Is there enough to justify dividing Breaking Dawn into two separate parts? I really wondered this before watching, and after watching, I can safely say, nope.
The film is 2 hours long, but you can break it down into 3 segments -- the wedding, the honeymoon, and the pregnancy. Give each segment, say, 30 minutes, or even if you want to milk one of the segments, milk the pregnancy, I guess, an extra five minutes. But clock the film at 90 minutes.
Anyway, we end up getting a lot of weird shots of Bella (Kristen Stewart). just studying her face -- either we are, or she is, or both. Is she anxious? Is she stressed? Just what is going on in her mind? The camera, I guess, works to "tell us." It lets us know the things we can't hear the characters think. Sometimes the actions or dialogue tell us, too, but it's usually the length of the camera shot.
None of those characters have any real depth. It's kind of funny when you watch Bella's "life montage" -- you see the things captured in the previous films, but then there's that giant blank for the rest of her childhood, like she did nothing memorable and nothing happened in her life. They do, at least, show baby Bella with her loving parents.
And I need to reemphasize -- these flat, lifeless characters, my god. None of them have any depth, and Bella herself is a complete blank slate. Why is she so fascinating to anyone, let alone a 100-year-old vampire and a werewolf? Have they never seen a human female before?

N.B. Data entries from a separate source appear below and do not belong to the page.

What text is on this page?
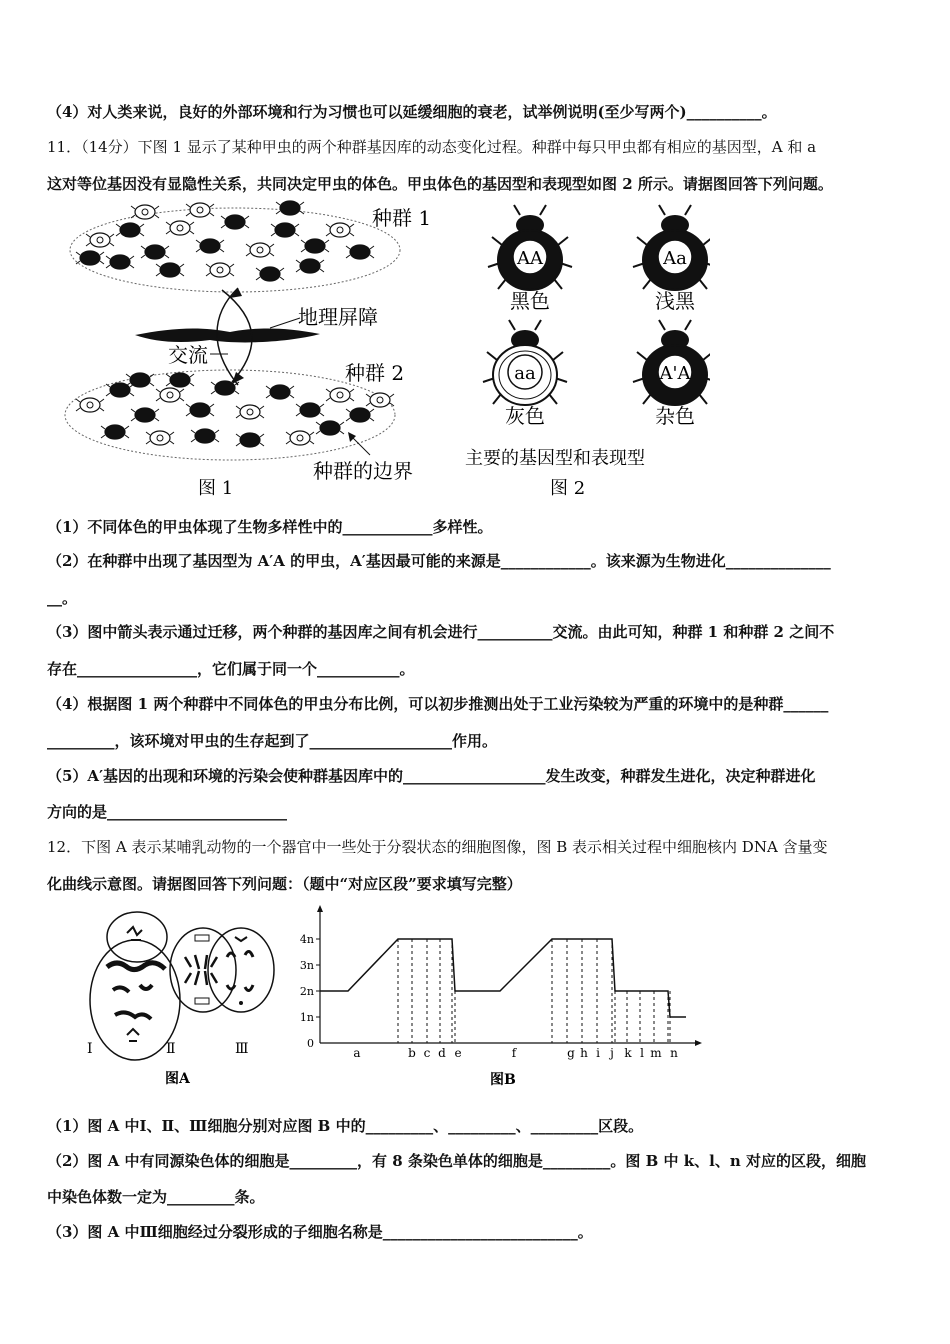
（4）对人类来说，良好的外部环境和行为习惯也可以延缓细胞的衰老，试举例说明(至少写两个)__________。
11．（14分）下图 1 显示了某种甲虫的两个种群基因库的动态变化过程。种群中每只甲虫都有相应的基因型，A 和 a
这对等位基因没有显隐性关系，共同决定甲虫的体色。甲虫体色的基因型和表现型如图 2 所示。请据图回答下列问题。
种群 1
地理屏障
交流
种群 2
种群的边界
图 1
AA
黑色
Aa
浅黑
aa
灰色
A'A
杂色
主要的基因型和表现型
图 2
（1）不同体色的甲虫体现了生物多样性中的____________多样性。
（2）在种群中出现了基因型为 A′A 的甲虫，A′基因最可能的来源是____________。该来源为生物进化______________
__。
（3）图中箭头表示通过迁移，两个种群的基因库之间有机会进行__________交流。由此可知，种群 1 和种群 2 之间不
存在________________，它们属于同一个___________。
（4）根据图 1 两个种群中不同体色的甲虫分布比例，可以初步推测出处于工业污染较为严重的环境中的是种群______
_________，该环境对甲虫的生存起到了___________________作用。
（5）A′基因的出现和环境的污染会使种群基因库中的___________________发生改变，种群发生进化，决定种群进化
方向的是________________________
12．下图 A 表示某哺乳动物的一个器官中一些处于分裂状态的细胞图像，图 B 表示相关过程中细胞核内 DNA 含量变
化曲线示意图。请据图回答下列问题：（题中“对应区段”要求填写完整）
Ⅰ	Ⅱ	Ⅲ
图A
4n
3n
2n
1n
0
a	b c d e	f	g h i j k l m n
图B
（1）图 A 中Ⅰ、Ⅱ、Ⅲ细胞分别对应图 B 中的_________、_________、_________区段。
（2）图 A 中有同源染色体的细胞是_________，有 8 条染色单体的细胞是_________。图 B 中 k、l、n 对应的区段，细胞
中染色体数一定为_________条。
（3）图 A 中Ⅲ细胞经过分裂形成的子细胞名称是__________________________。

Jacob (Taylor Lautner) continues to get angry even after Bella has married her Vampire, but we do learn in a brief "family at the beach scene" that werewolves imprint, and they don't do it purposefully. It just happens. This will be important later when the werewolves are preparing to storm the Vampire mansion, but they can't break the "absolute law," so they simply all just turn around and leave.
Yes, the film looks like it was made with a nice budget, but what was that money spent on? Like I said, the wedding scene, the honeymoon house, and the Vampire mansion. Relatively few sets required, and not a lot of movement. I continue to hate seeing how Edward's (Robert Pattinson) family sit around the house, too. It's so awkward and stagey. Do they really sit like that all the time. It's a big house. Why are they always just sitting like that in one room?
So many times I yelled at the scene: Why don't you try X? or Why don't you just do Y? But no. They can't do or try anything.
Can't wait to watch Part 2. I'll either watch it immediately or wait a couple of years. Haven't decided. The worst movie I've watched in 2026.